Their popularity, however, relegates too much of his other music to the shadows — including his little-known songs and chamber music, some of which the Chamber Music Society of Minnesota gave a rare hearing on Sunday.

For lovers of Stravinsky's music, it was an afternoon of unadulterated pleasure.

Twin Cities soprano Maria Jette, bubbling with her customary vivacity, played a major role. She sang two sets of Stravinsky's songs, both populated by wildlife. Goats, cats, roosters, geese and cockroaches inhabited the "Three Stories for Children," their scuttling activities mirrored by Jette's yelping vocal lines and the skittering accompaniments of pianist Timothy Lovelace. Jette also served as narrator in the suite from "The Soldier's Tale," a music-theater piece about a military man who trades his violin to the devil in exchange for knowledge about the future.

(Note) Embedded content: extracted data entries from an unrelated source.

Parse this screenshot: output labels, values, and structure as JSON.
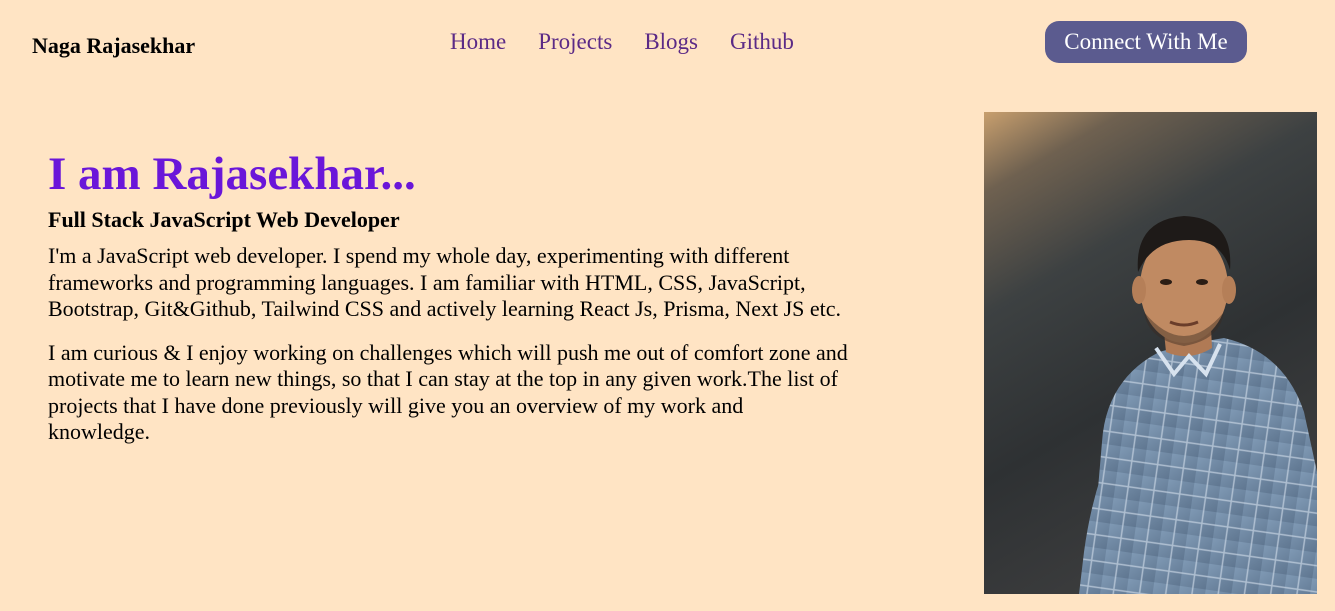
{
  "nav": {
    "brand": "Naga Rajasekhar",
    "links": [
      "Home",
      "Projects",
      "Blogs",
      "Github"
    ],
    "cta_label": "Connect With Me"
  },
  "hero": {
    "title": "I am Rajasekhar...",
    "subtitle": "Full Stack JavaScript Web Developer",
    "paragraph1": "I'm a JavaScript web developer. I spend my whole day, experimenting with different frameworks and programming languages. I am familiar with HTML, CSS, JavaScript, Bootstrap, Git&Github, Tailwind CSS and actively learning React Js, Prisma, Next JS etc.",
    "paragraph2": "I am curious & I enjoy working on challenges which will push me out of comfort zone and motivate me to learn new things, so that I can stay at the top in any given work.The list of projects that I have done previously will give you an overview of my work and knowledge."
  },
  "colors": {
    "background": "#ffe4c4",
    "nav_link": "#5b2a86",
    "cta_bg": "#5b5b8f",
    "title": "#6a16d9"
  }
}
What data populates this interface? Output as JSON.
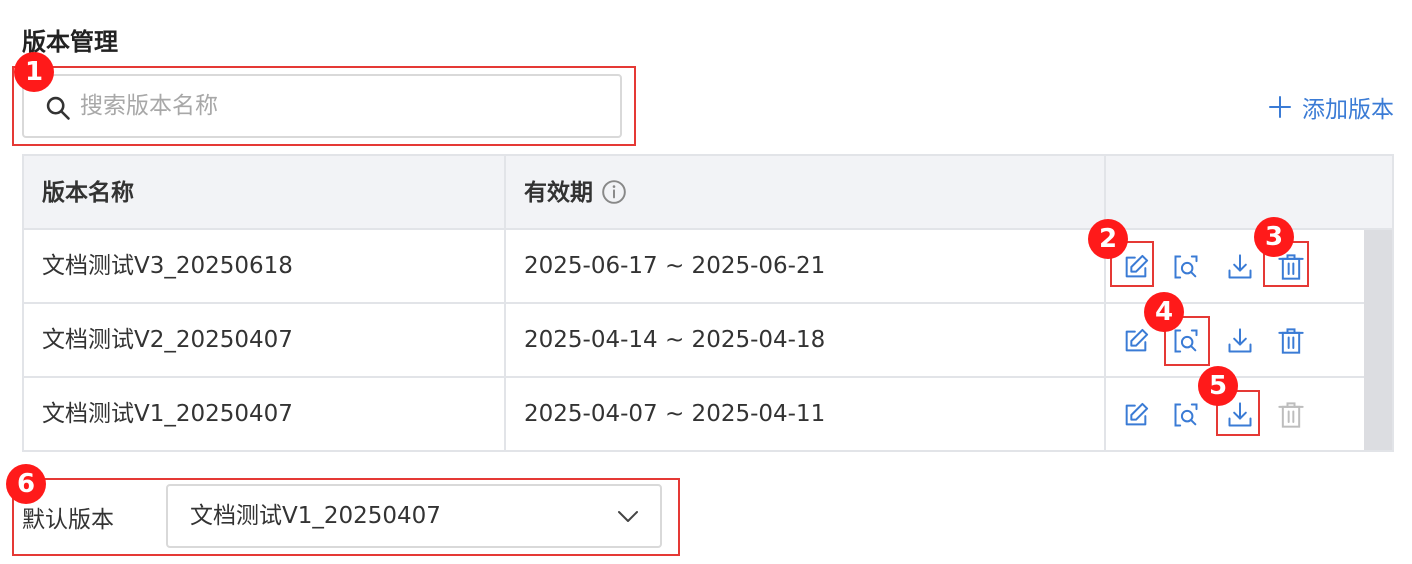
{
  "page": {
    "title": "版本管理"
  },
  "search": {
    "placeholder": "搜索版本名称",
    "icon": "search-icon"
  },
  "add_button": {
    "label": "添加版本",
    "icon": "plus-icon"
  },
  "accent_color": "#3a7bd5",
  "highlight_color": "#e53935",
  "table": {
    "columns": [
      "版本名称",
      "有效期",
      ""
    ],
    "rows": [
      {
        "name": "文档测试V3_20250618",
        "period": "2025-06-17 ~ 2025-06-21",
        "delete_enabled": true
      },
      {
        "name": "文档测试V2_20250407",
        "period": "2025-04-14 ~ 2025-04-18",
        "delete_enabled": true
      },
      {
        "name": "文档测试V1_20250407",
        "period": "2025-04-07 ~ 2025-04-11",
        "delete_enabled": false
      }
    ],
    "action_icons": [
      "edit-icon",
      "preview-icon",
      "download-icon",
      "delete-icon"
    ]
  },
  "default_version": {
    "label": "默认版本",
    "value": "文档测试V1_20250407",
    "icon": "chevron-down-icon"
  },
  "annotations": [
    "1",
    "2",
    "3",
    "4",
    "5",
    "6"
  ]
}
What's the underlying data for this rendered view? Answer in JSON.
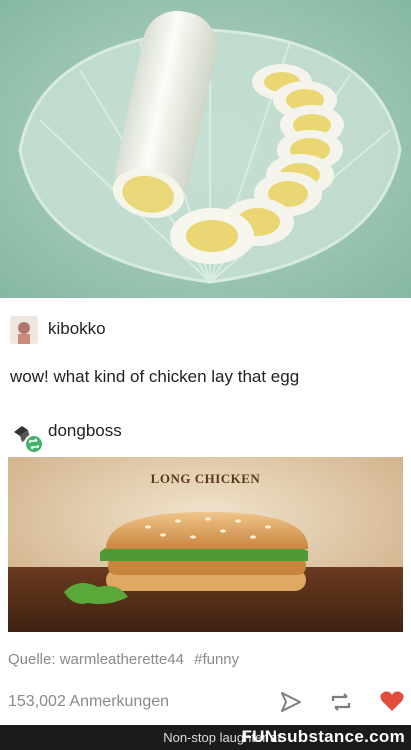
{
  "posts": [
    {
      "username": "kibokko",
      "text": "wow! what kind of chicken lay that egg"
    },
    {
      "username": "dongboss"
    }
  ],
  "ad": {
    "headline": "LONG CHICKEN"
  },
  "source": {
    "label": "Quelle:",
    "blog": "warmleatherette44",
    "tag": "#funny"
  },
  "notes": "153,002 Anmerkungen",
  "footer": {
    "text": "Non-stop laughter at",
    "brand": "FUNsubstance.com"
  },
  "icons": [
    "send-icon",
    "reblog-icon",
    "heart-icon"
  ],
  "colors": {
    "heart": "#e24d3c",
    "reblog_badge": "#43b36a"
  }
}
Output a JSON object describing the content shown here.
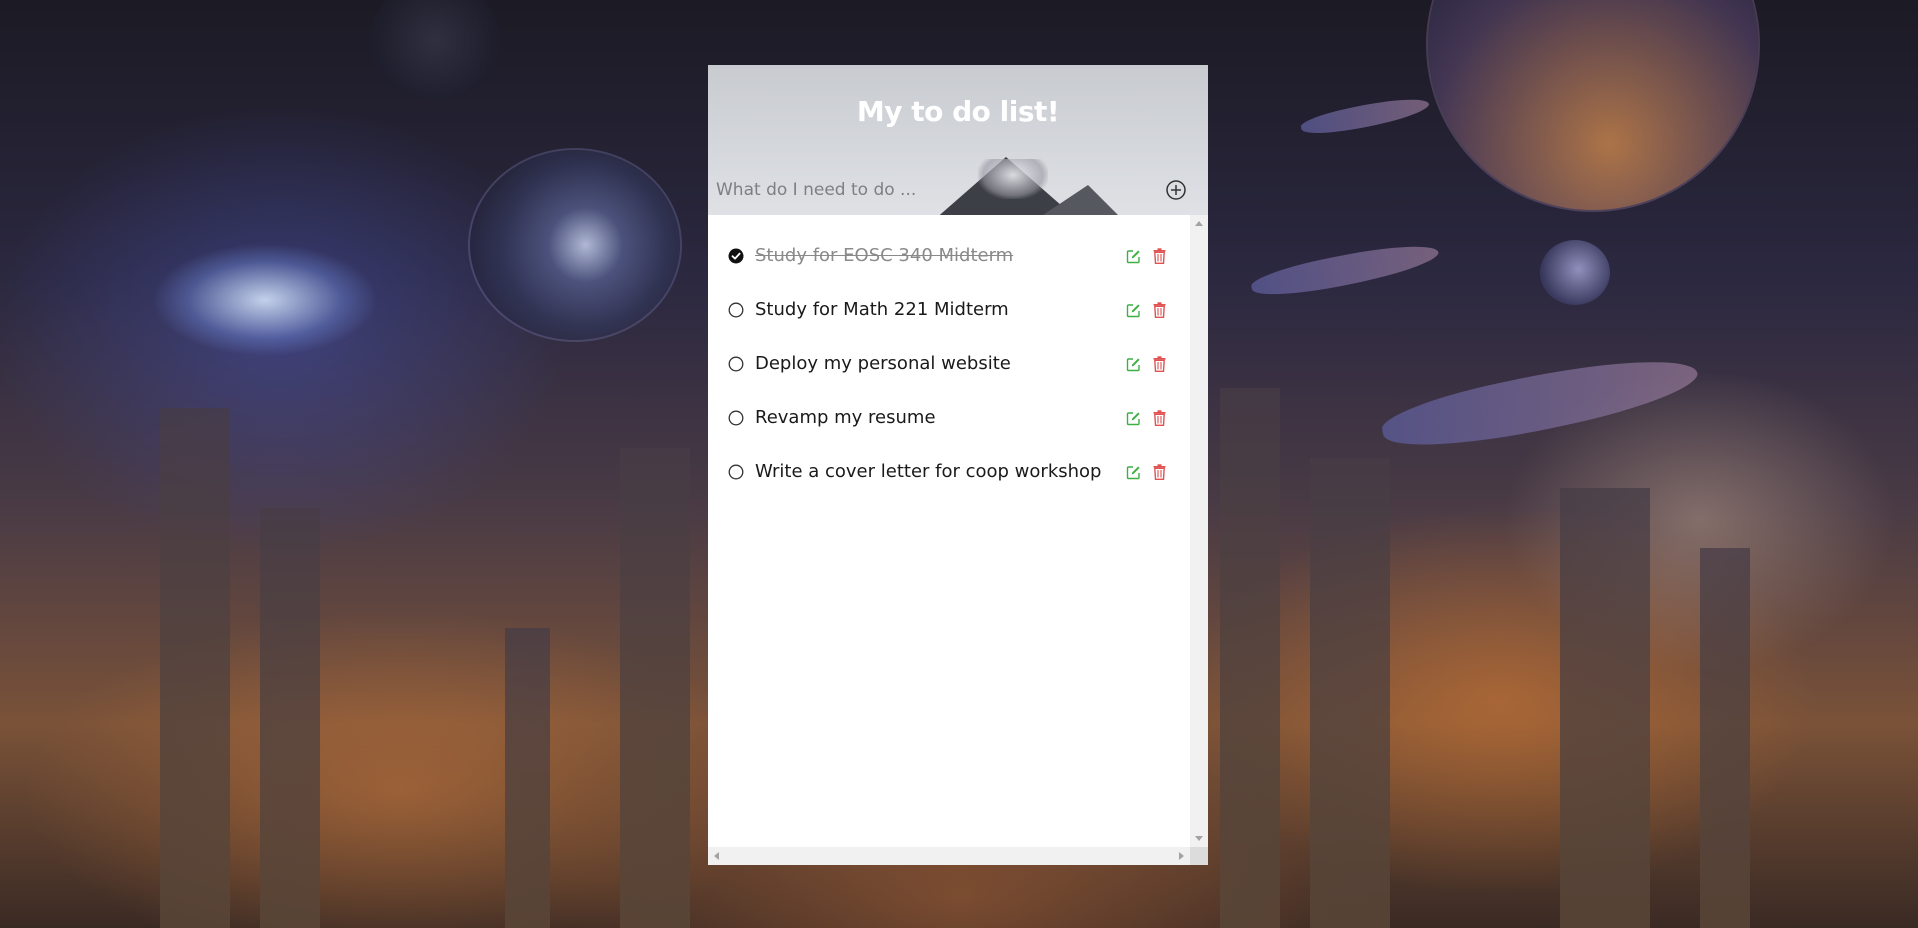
{
  "header": {
    "title": "My to do list!",
    "input_placeholder": "What do I need to do ...",
    "input_value": "",
    "add_icon": "circle-plus-icon"
  },
  "todos": [
    {
      "text": "Study for EOSC 340 Midterm",
      "completed": true
    },
    {
      "text": "Study for Math 221 Midterm",
      "completed": false
    },
    {
      "text": "Deploy my personal website",
      "completed": false
    },
    {
      "text": "Revamp my resume",
      "completed": false
    },
    {
      "text": "Write a cover letter for coop workshop",
      "completed": false
    }
  ],
  "icons": {
    "complete": "circle-check-icon",
    "incomplete": "circle-icon",
    "edit": "edit-icon",
    "delete": "trash-icon"
  },
  "colors": {
    "edit": "#3cb043",
    "delete": "#e05252",
    "title": "#ffffff",
    "completed_text": "#8a8a8a"
  }
}
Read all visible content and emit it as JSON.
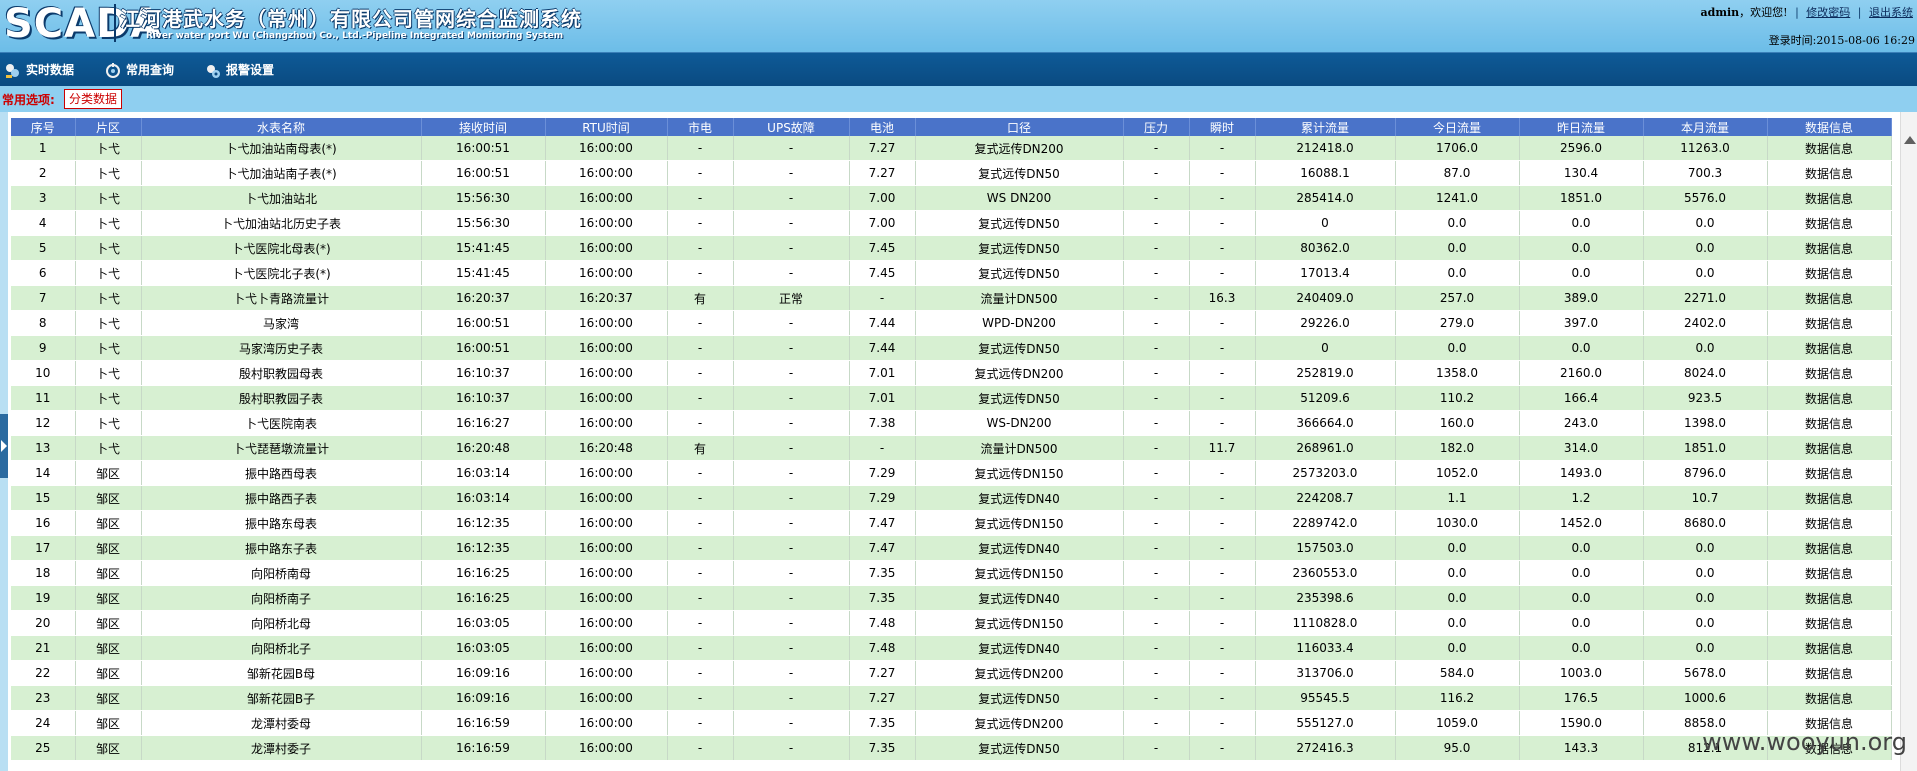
{
  "header": {
    "logo": "SCADA",
    "title_cn": "江河港武水务（常州）有限公司管网综合监测系统",
    "title_en": "River water port Wu (Changzhou) Co., Ltd.-Pipeline Integrated Monitoring System",
    "user": "admin",
    "welcome": "，欢迎您!",
    "change_password": "修改密码",
    "logout": "退出系统",
    "login_time_label": "登录时间:",
    "login_time": "2015-08-06 16:29"
  },
  "menu": [
    {
      "label": "实时数据",
      "icon": "realtime-data-icon"
    },
    {
      "label": "常用查询",
      "icon": "query-icon"
    },
    {
      "label": "报警设置",
      "icon": "alarm-settings-icon"
    }
  ],
  "options": {
    "label": "常用选项:",
    "tab": "分类数据"
  },
  "table": {
    "headers": [
      "序号",
      "片区",
      "水表名称",
      "接收时间",
      "RTU时间",
      "市电",
      "UPS故障",
      "电池",
      "口径",
      "压力",
      "瞬时",
      "累计流量",
      "今日流量",
      "昨日流量",
      "本月流量",
      "数据信息"
    ],
    "rows": [
      [
        "1",
        "卜弋",
        "卜弋加油站南母表(*)",
        "16:00:51",
        "16:00:00",
        "-",
        "-",
        "7.27",
        "复式远传DN200",
        "-",
        "-",
        "212418.0",
        "1706.0",
        "2596.0",
        "11263.0",
        "数据信息"
      ],
      [
        "2",
        "卜弋",
        "卜弋加油站南子表(*)",
        "16:00:51",
        "16:00:00",
        "-",
        "-",
        "7.27",
        "复式远传DN50",
        "-",
        "-",
        "16088.1",
        "87.0",
        "130.4",
        "700.3",
        "数据信息"
      ],
      [
        "3",
        "卜弋",
        "卜弋加油站北",
        "15:56:30",
        "16:00:00",
        "-",
        "-",
        "7.00",
        "WS DN200",
        "-",
        "-",
        "285414.0",
        "1241.0",
        "1851.0",
        "5576.0",
        "数据信息"
      ],
      [
        "4",
        "卜弋",
        "卜弋加油站北历史子表",
        "15:56:30",
        "16:00:00",
        "-",
        "-",
        "7.00",
        "复式远传DN50",
        "-",
        "-",
        "0",
        "0.0",
        "0.0",
        "0.0",
        "数据信息"
      ],
      [
        "5",
        "卜弋",
        "卜弋医院北母表(*)",
        "15:41:45",
        "16:00:00",
        "-",
        "-",
        "7.45",
        "复式远传DN50",
        "-",
        "-",
        "80362.0",
        "0.0",
        "0.0",
        "0.0",
        "数据信息"
      ],
      [
        "6",
        "卜弋",
        "卜弋医院北子表(*)",
        "15:41:45",
        "16:00:00",
        "-",
        "-",
        "7.45",
        "复式远传DN50",
        "-",
        "-",
        "17013.4",
        "0.0",
        "0.0",
        "0.0",
        "数据信息"
      ],
      [
        "7",
        "卜弋",
        "卜弋卜青路流量计",
        "16:20:37",
        "16:20:37",
        "有",
        "正常",
        "-",
        "流量计DN500",
        "-",
        "16.3",
        "240409.0",
        "257.0",
        "389.0",
        "2271.0",
        "数据信息"
      ],
      [
        "8",
        "卜弋",
        "马家湾",
        "16:00:51",
        "16:00:00",
        "-",
        "-",
        "7.44",
        "WPD-DN200",
        "-",
        "-",
        "29226.0",
        "279.0",
        "397.0",
        "2402.0",
        "数据信息"
      ],
      [
        "9",
        "卜弋",
        "马家湾历史子表",
        "16:00:51",
        "16:00:00",
        "-",
        "-",
        "7.44",
        "复式远传DN50",
        "-",
        "-",
        "0",
        "0.0",
        "0.0",
        "0.0",
        "数据信息"
      ],
      [
        "10",
        "卜弋",
        "殷村职教园母表",
        "16:10:37",
        "16:00:00",
        "-",
        "-",
        "7.01",
        "复式远传DN200",
        "-",
        "-",
        "252819.0",
        "1358.0",
        "2160.0",
        "8024.0",
        "数据信息"
      ],
      [
        "11",
        "卜弋",
        "殷村职教园子表",
        "16:10:37",
        "16:00:00",
        "-",
        "-",
        "7.01",
        "复式远传DN50",
        "-",
        "-",
        "51209.6",
        "110.2",
        "166.4",
        "923.5",
        "数据信息"
      ],
      [
        "12",
        "卜弋",
        "卜弋医院南表",
        "16:16:27",
        "16:00:00",
        "-",
        "-",
        "7.38",
        "WS-DN200",
        "-",
        "-",
        "366664.0",
        "160.0",
        "243.0",
        "1398.0",
        "数据信息"
      ],
      [
        "13",
        "卜弋",
        "卜弋琵琶墩流量计",
        "16:20:48",
        "16:20:48",
        "有",
        "-",
        "-",
        "流量计DN500",
        "-",
        "11.7",
        "268961.0",
        "182.0",
        "314.0",
        "1851.0",
        "数据信息"
      ],
      [
        "14",
        "邹区",
        "振中路西母表",
        "16:03:14",
        "16:00:00",
        "-",
        "-",
        "7.29",
        "复式远传DN150",
        "-",
        "-",
        "2573203.0",
        "1052.0",
        "1493.0",
        "8796.0",
        "数据信息"
      ],
      [
        "15",
        "邹区",
        "振中路西子表",
        "16:03:14",
        "16:00:00",
        "-",
        "-",
        "7.29",
        "复式远传DN40",
        "-",
        "-",
        "224208.7",
        "1.1",
        "1.2",
        "10.7",
        "数据信息"
      ],
      [
        "16",
        "邹区",
        "振中路东母表",
        "16:12:35",
        "16:00:00",
        "-",
        "-",
        "7.47",
        "复式远传DN150",
        "-",
        "-",
        "2289742.0",
        "1030.0",
        "1452.0",
        "8680.0",
        "数据信息"
      ],
      [
        "17",
        "邹区",
        "振中路东子表",
        "16:12:35",
        "16:00:00",
        "-",
        "-",
        "7.47",
        "复式远传DN40",
        "-",
        "-",
        "157503.0",
        "0.0",
        "0.0",
        "0.0",
        "数据信息"
      ],
      [
        "18",
        "邹区",
        "向阳桥南母",
        "16:16:25",
        "16:00:00",
        "-",
        "-",
        "7.35",
        "复式远传DN150",
        "-",
        "-",
        "2360553.0",
        "0.0",
        "0.0",
        "0.0",
        "数据信息"
      ],
      [
        "19",
        "邹区",
        "向阳桥南子",
        "16:16:25",
        "16:00:00",
        "-",
        "-",
        "7.35",
        "复式远传DN40",
        "-",
        "-",
        "235398.6",
        "0.0",
        "0.0",
        "0.0",
        "数据信息"
      ],
      [
        "20",
        "邹区",
        "向阳桥北母",
        "16:03:05",
        "16:00:00",
        "-",
        "-",
        "7.48",
        "复式远传DN150",
        "-",
        "-",
        "1110828.0",
        "0.0",
        "0.0",
        "0.0",
        "数据信息"
      ],
      [
        "21",
        "邹区",
        "向阳桥北子",
        "16:03:05",
        "16:00:00",
        "-",
        "-",
        "7.48",
        "复式远传DN40",
        "-",
        "-",
        "116033.4",
        "0.0",
        "0.0",
        "0.0",
        "数据信息"
      ],
      [
        "22",
        "邹区",
        "邹新花园B母",
        "16:09:16",
        "16:00:00",
        "-",
        "-",
        "7.27",
        "复式远传DN200",
        "-",
        "-",
        "313706.0",
        "584.0",
        "1003.0",
        "5678.0",
        "数据信息"
      ],
      [
        "23",
        "邹区",
        "邹新花园B子",
        "16:09:16",
        "16:00:00",
        "-",
        "-",
        "7.27",
        "复式远传DN50",
        "-",
        "-",
        "95545.5",
        "116.2",
        "176.5",
        "1000.6",
        "数据信息"
      ],
      [
        "24",
        "邹区",
        "龙潭村委母",
        "16:16:59",
        "16:00:00",
        "-",
        "-",
        "7.35",
        "复式远传DN200",
        "-",
        "-",
        "555127.0",
        "1059.0",
        "1590.0",
        "8858.0",
        "数据信息"
      ],
      [
        "25",
        "邹区",
        "龙潭村委子",
        "16:16:59",
        "16:00:00",
        "-",
        "-",
        "7.35",
        "复式远传DN50",
        "-",
        "-",
        "272416.3",
        "95.0",
        "143.3",
        "812.1",
        "数据信息"
      ]
    ]
  },
  "watermark": "www.wooyun.org",
  "colors": {
    "header_bg": "#8fcff0",
    "menu_bg": "#0a4a80",
    "table_header_bg": "#4a73c9",
    "row_odd_bg": "#d7f0d2",
    "option_text": "#cc0000"
  }
}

Violinist Ariana Kim dug zestily into the music's rustic rhythms, punchily abetted by Lovelace and Minnesota Orchestra principal clarinet Gabriel Campos Zamora.

Another Minnesota Orchestra principal, cellist Anthony Ross, stepped up as soloist in the "Suite Italienne" for cello and piano. His approach was unapologetically bold and vigorous, bracingly alive to the music's strutting neoclassical features.

The concert also included a selection of quieter, more introverted music in memory of Chamber Music Society patron Ed Volker, who owned Minneapolis' House of Note violin shop for 30-plus years. Leading the tribute pieces was "Elegy," a short, mournful work for solo violin by Stravinsky, played by artistic director Young-Nam Kim. Kim followed it with a heartfelt Sarabande by J.S. Bach and a touching violin duet version of "Amazing Grace" (played with his daughter Ariana).

Pulling together the recital's various strands was "earthbird," a new work by Twin Cities composer Steve Heitzeg featuring all six performers. In an affectionate genuflection to Stravinsky, "earthbird" bristled with verve and spikiness, and incorporated Jette's ripely lyrical vocal interjections, soaring wordlessly over the instrumental textures.

It put a fitting seal on a recital that consistently shed fresh light on a relatively small yet absorbing part of Stravinsky's endlessly fascinating musical output.